Unrelated, unfortunately:

Is there a video lesson outlining special properties of triangles and inscribed angles that make them similar? I have seen a few questions here and in the Manhattan books that require you to know things like “two inscribed angles that share a chord are the same size” but I have yet to find these properties written anywhere. Unfortunately, there’s also so much review of very basic information that sorting through the videos for this is really frustrating.
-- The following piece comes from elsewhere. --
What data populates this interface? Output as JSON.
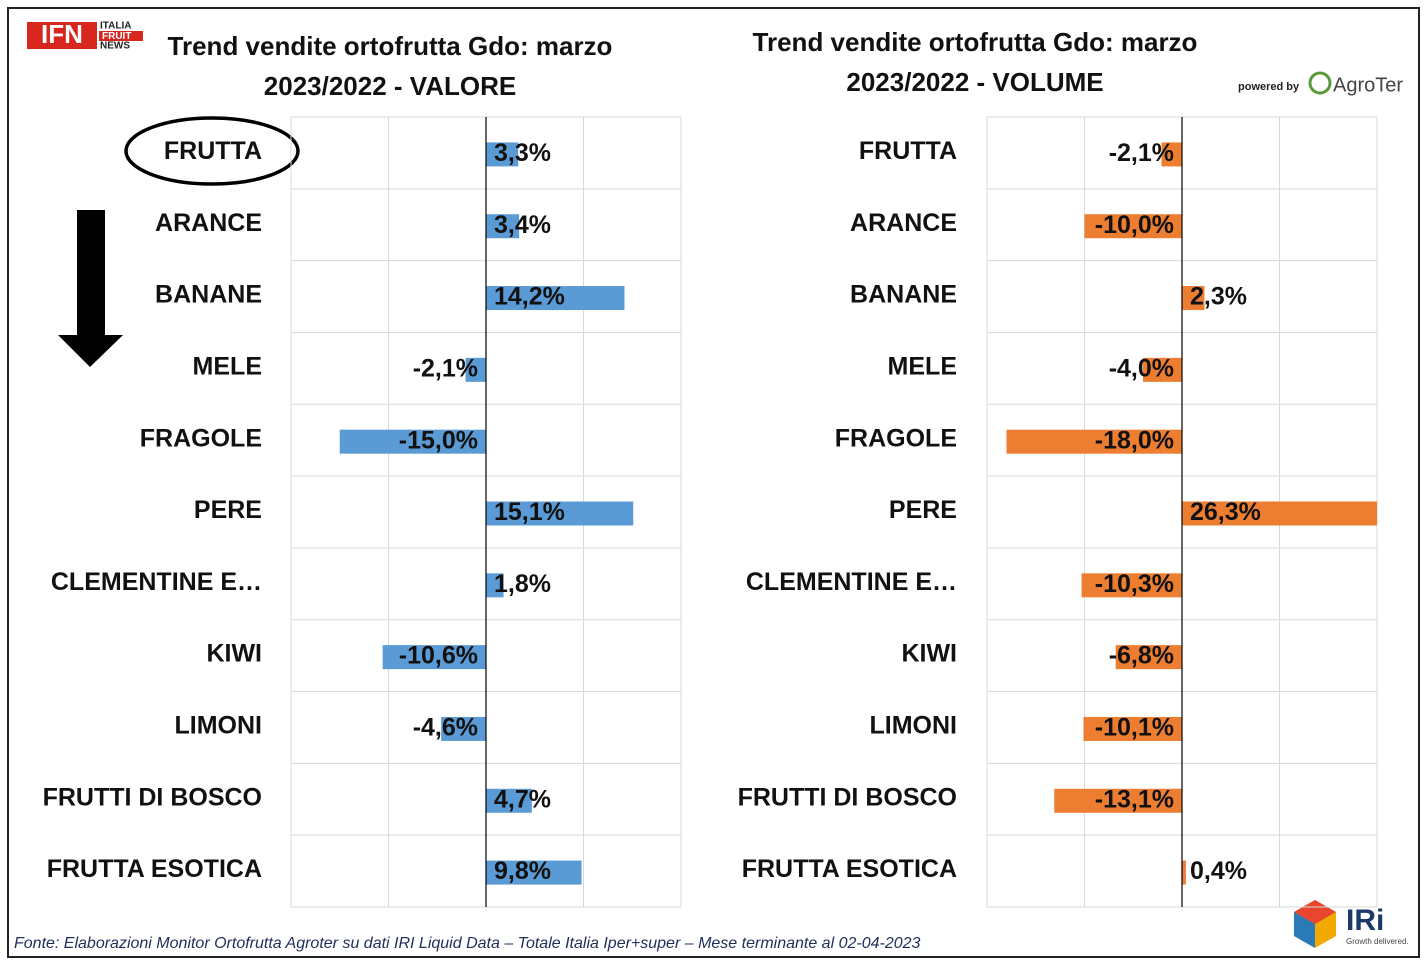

Also, since a related issue occured above, I would like to recommend that you transcribe your video lessons. As as ESL teacher, I can tell you that this tedious practice can be enormously helpful to non-native speakers and learners like myself who learn most effectively through reading. That said, I have so-far been very impressed with the level of clarity of speech in the videos.

Hi Emily,

As for as some of the lesser known geometry rules I do not think they are all covered in the videos. For instance, the chord one you mentioned above is pretty random – I can only think of one question I’ve seen in all my test prep days that tests that. Often you still derive the information by looking at the figure.

As for the transcriptions that is some helpful advice, especially for non-native speakers. We’ll look at user feedback and be more attuned when students tell us when they have listening problems (we’ve had a few). If such a reaction amongst users becomes more frequent, we might consider this option.

Thanks for the recommendation!

I’m with the other posters. I’m confident that if question #1 survived ETS’s statistical screening, the correct answer would be (A).

Yes, I made a small typo there – basically I mixed up the used and unused gas myself :). Sorry for any confusion!

The question is “how may miles can he travel once the ratio of used gas to unused gas is 3:1?”

You calculated “x” which is 9 (used gas) and the rest 3 (unused gas)

So like Esteban said it i too calculated for the 3 gallons.

Can you please explain how did you interpret this problem?

Hi Prasanth,

Sadly, I mixed up ‘used and ‘unused.’ Sorry for any confusion; you’re interpretation is correct.

When you say “once the ratio of used gas to unused gas is 3:1” I thought that we should have calculated the miles once we had 25% left in the tank… Maybe it’s because I’m non-native in English speaker but I still don’t get the difference in the wording of the problem.

I am a native english speaker and I agree with Esteban. I thought the question was asking how many miles were driven using ONLY the last 3 gallons of fuel.

Hi Sam,

It has nothing to do with your speaking skills. It is totally my fault. I, the native speaker, got mixed up by my own problem.

Sorry for any confusion :).

Yes, you are totally right :). I must have fooled myself on my own problem. But the remaining gas is 3 gallons. I will change the question to read: ‘unused to used’.